Backlighting on Ubuntu 20.04 with an Dell XPS

When I installed Ubuntu on my current machine, Dell XPS15 2020, I could not control the amount of backlight on my screen with the keyboard shortcuts. For a while I was using Xorg still, and xrandr worked fine. Since this weekend I’m trying Wayland again, so xrandr wasn’t an option anymore. Time to debug!

Running ls -al /sys/class/backlight/ I noticed there were multiple entries symlinked, while I expected one. There was both a dell_backlight and intell_backlight. Following the former, I noticed that pressing the hotkeys to change the brightness changed the dell_backlight/brightness file contents.

It seems the kernel was prioritizing the dell backlight over the intel one, which I hoped would be fixed by adding acpi_backlight=intel as kernel parameter to /etc/default/grub and executing update-grub.
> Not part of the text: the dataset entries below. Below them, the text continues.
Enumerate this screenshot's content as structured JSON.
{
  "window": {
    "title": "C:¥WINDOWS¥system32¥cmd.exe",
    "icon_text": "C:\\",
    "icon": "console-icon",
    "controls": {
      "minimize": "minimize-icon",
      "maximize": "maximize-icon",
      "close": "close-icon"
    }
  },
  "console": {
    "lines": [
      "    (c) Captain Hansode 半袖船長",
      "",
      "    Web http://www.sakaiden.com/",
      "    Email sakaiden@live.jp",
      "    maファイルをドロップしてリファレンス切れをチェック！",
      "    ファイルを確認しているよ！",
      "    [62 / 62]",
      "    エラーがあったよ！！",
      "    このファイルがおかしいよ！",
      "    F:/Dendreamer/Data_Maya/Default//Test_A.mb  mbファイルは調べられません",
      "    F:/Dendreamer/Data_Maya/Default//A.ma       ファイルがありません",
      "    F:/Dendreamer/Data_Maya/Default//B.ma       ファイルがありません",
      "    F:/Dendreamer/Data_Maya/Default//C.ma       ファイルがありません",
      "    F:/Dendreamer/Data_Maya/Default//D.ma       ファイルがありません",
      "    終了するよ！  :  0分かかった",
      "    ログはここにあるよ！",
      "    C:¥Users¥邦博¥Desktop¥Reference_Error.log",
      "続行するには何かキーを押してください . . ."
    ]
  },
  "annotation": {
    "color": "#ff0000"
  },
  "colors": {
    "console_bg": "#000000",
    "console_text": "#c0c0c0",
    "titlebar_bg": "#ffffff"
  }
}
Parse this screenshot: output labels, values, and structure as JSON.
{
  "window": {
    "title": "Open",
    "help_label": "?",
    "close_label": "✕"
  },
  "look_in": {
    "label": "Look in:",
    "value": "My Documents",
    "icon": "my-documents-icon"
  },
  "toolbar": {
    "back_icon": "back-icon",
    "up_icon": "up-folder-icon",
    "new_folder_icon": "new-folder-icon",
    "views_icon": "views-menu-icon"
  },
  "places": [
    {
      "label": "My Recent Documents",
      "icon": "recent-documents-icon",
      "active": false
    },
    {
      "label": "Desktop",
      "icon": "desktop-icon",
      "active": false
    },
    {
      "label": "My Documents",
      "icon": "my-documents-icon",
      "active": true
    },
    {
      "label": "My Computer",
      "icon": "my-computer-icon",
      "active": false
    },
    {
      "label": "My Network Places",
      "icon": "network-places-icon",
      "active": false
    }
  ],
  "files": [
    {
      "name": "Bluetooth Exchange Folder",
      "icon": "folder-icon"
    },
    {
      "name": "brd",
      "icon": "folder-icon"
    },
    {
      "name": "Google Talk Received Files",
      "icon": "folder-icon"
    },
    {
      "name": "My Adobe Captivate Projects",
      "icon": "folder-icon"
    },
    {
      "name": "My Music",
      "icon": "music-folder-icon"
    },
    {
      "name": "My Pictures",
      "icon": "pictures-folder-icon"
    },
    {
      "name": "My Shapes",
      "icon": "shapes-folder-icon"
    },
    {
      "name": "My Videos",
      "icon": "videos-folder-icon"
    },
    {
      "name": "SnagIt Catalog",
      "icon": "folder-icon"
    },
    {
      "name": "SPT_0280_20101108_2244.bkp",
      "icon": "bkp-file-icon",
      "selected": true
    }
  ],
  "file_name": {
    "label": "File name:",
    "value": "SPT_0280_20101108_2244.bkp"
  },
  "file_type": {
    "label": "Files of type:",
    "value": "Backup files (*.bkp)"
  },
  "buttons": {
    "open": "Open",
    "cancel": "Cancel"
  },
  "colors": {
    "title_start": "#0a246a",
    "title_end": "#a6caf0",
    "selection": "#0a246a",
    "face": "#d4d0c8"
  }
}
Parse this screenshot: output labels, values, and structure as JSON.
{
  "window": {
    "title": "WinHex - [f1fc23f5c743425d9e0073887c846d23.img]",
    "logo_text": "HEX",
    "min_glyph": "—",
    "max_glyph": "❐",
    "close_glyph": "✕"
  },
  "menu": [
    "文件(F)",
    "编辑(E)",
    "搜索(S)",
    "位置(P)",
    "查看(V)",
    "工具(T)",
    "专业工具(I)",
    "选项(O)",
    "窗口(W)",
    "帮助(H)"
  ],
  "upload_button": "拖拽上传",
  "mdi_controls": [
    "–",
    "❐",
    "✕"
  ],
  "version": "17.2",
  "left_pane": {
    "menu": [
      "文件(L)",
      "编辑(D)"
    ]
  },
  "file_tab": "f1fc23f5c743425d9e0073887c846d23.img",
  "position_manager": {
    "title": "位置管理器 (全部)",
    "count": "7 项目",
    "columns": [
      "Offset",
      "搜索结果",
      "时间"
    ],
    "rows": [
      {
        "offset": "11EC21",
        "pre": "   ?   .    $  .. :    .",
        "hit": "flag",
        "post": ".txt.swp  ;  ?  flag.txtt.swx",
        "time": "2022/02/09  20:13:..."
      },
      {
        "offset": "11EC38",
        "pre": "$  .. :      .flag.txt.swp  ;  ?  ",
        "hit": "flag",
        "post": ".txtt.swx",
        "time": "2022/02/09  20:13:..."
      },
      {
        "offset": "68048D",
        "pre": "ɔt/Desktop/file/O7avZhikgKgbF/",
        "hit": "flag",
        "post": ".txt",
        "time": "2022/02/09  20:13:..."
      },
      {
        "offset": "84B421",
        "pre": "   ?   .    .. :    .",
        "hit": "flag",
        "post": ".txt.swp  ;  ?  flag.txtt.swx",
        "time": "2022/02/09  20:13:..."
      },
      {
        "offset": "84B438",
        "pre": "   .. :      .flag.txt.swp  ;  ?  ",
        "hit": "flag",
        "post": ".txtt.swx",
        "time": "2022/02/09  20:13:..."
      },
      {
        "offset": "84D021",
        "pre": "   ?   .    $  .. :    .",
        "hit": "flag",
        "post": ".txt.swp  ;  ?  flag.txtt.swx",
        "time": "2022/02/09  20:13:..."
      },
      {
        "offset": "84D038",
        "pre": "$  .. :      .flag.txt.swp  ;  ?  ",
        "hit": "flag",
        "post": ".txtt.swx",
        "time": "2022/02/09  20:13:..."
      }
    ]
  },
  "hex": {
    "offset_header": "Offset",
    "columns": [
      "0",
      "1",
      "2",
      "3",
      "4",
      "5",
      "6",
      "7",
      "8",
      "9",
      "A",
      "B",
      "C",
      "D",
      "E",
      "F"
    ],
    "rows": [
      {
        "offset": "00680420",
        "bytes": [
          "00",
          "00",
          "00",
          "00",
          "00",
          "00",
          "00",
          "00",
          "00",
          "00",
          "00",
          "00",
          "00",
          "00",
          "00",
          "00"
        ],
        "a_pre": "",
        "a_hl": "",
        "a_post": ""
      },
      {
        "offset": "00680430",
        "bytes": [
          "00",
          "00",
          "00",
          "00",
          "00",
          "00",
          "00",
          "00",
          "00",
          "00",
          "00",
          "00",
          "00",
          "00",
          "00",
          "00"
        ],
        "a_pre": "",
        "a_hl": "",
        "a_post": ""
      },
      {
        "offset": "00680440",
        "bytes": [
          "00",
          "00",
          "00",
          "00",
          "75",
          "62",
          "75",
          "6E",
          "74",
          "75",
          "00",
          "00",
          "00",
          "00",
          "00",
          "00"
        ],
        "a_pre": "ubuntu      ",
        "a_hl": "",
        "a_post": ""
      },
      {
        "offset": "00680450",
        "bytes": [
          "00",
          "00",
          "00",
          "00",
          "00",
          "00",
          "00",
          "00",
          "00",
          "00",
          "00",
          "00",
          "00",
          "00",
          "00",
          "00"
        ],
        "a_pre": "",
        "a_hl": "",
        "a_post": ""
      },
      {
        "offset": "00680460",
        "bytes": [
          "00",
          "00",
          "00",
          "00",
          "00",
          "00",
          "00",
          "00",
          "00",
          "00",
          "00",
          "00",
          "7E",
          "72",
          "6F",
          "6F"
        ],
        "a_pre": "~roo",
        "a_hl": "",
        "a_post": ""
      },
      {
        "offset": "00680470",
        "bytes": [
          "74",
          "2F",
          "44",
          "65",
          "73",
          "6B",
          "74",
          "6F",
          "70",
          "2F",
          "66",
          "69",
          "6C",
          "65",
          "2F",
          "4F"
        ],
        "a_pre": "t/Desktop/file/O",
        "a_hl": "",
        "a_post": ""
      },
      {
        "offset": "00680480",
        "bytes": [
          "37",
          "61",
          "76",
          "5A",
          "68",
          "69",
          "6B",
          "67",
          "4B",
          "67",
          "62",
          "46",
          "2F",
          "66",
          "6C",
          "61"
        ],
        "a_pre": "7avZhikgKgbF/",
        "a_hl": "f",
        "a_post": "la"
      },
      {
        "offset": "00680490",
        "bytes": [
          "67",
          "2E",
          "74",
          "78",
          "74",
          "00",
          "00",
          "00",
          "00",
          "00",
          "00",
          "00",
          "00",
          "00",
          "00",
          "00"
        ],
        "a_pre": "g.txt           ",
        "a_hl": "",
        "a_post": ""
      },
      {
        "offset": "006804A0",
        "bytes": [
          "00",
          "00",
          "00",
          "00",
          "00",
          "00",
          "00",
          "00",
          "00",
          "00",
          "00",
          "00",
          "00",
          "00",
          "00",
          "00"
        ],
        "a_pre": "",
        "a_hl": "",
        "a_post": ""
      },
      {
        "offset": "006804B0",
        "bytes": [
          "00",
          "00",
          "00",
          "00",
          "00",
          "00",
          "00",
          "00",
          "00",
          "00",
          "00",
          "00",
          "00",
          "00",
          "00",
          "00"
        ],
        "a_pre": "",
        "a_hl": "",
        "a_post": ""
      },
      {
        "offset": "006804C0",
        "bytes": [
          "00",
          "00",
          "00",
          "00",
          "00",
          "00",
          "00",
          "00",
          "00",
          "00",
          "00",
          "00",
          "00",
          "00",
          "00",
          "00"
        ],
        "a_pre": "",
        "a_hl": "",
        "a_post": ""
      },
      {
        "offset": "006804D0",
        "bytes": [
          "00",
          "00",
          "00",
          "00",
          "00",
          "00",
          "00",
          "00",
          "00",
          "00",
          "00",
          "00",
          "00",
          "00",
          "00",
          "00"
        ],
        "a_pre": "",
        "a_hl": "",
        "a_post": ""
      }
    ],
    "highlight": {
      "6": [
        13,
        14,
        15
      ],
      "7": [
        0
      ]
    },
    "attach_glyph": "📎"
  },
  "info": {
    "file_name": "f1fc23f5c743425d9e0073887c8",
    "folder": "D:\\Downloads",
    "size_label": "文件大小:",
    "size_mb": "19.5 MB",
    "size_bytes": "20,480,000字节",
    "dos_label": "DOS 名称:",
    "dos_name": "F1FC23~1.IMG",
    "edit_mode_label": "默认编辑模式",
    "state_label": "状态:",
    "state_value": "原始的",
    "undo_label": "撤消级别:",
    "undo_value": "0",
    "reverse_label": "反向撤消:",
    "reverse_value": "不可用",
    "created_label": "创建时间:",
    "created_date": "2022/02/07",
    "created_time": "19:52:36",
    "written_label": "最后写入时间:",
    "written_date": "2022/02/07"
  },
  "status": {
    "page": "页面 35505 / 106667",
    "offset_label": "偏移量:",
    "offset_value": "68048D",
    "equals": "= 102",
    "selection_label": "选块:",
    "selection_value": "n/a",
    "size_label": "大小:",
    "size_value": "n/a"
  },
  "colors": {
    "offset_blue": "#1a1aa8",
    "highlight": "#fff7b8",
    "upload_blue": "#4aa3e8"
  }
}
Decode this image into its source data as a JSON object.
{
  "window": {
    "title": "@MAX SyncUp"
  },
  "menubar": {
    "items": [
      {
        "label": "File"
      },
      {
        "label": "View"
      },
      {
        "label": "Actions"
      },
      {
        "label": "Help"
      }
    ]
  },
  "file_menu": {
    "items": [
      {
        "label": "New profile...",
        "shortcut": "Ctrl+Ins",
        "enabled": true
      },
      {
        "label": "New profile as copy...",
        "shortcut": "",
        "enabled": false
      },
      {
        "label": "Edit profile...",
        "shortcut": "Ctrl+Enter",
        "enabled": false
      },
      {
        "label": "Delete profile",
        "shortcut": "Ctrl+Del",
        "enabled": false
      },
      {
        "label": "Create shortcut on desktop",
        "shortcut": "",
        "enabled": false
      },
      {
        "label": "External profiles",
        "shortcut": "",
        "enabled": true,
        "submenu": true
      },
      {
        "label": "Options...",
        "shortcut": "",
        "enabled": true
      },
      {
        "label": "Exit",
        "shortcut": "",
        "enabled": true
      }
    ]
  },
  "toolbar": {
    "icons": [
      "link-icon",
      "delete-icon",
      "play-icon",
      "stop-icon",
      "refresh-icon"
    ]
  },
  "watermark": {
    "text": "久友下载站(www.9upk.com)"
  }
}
But, it didn’t. What I did notice is that the dell_backlight directory symlink was gone from /sys/class/backlight.

Browsing some more there were more Kernel params to try:

  • acpi_backlight=video
  • acpi_backlight=vendor
  • acpi_backlight=native
  • acpi_backlight=none
  • video.use_native_backlight=1

None of these worked, and I was on the wrong track.

Actual fix Link to heading

After a series of reboots, and back to square 1 I ran: sudo -i && echo 1000 > /sys/class/backlight/intell_backlight/brightness which did change the value in the file, but didn’t change the brigntness. That gave me new ideas to try, and after a while I found a repository with a python script at github.com/idifuchs/icc-brightness. Running it had effect, changing the intel_backlight/brightness value changed the actual screen brightness. Given it was fairy late already in my day, for now I don’t know what this code does, and why it didn’t work out of the box for Ubuntu. That’s for another day to figure out.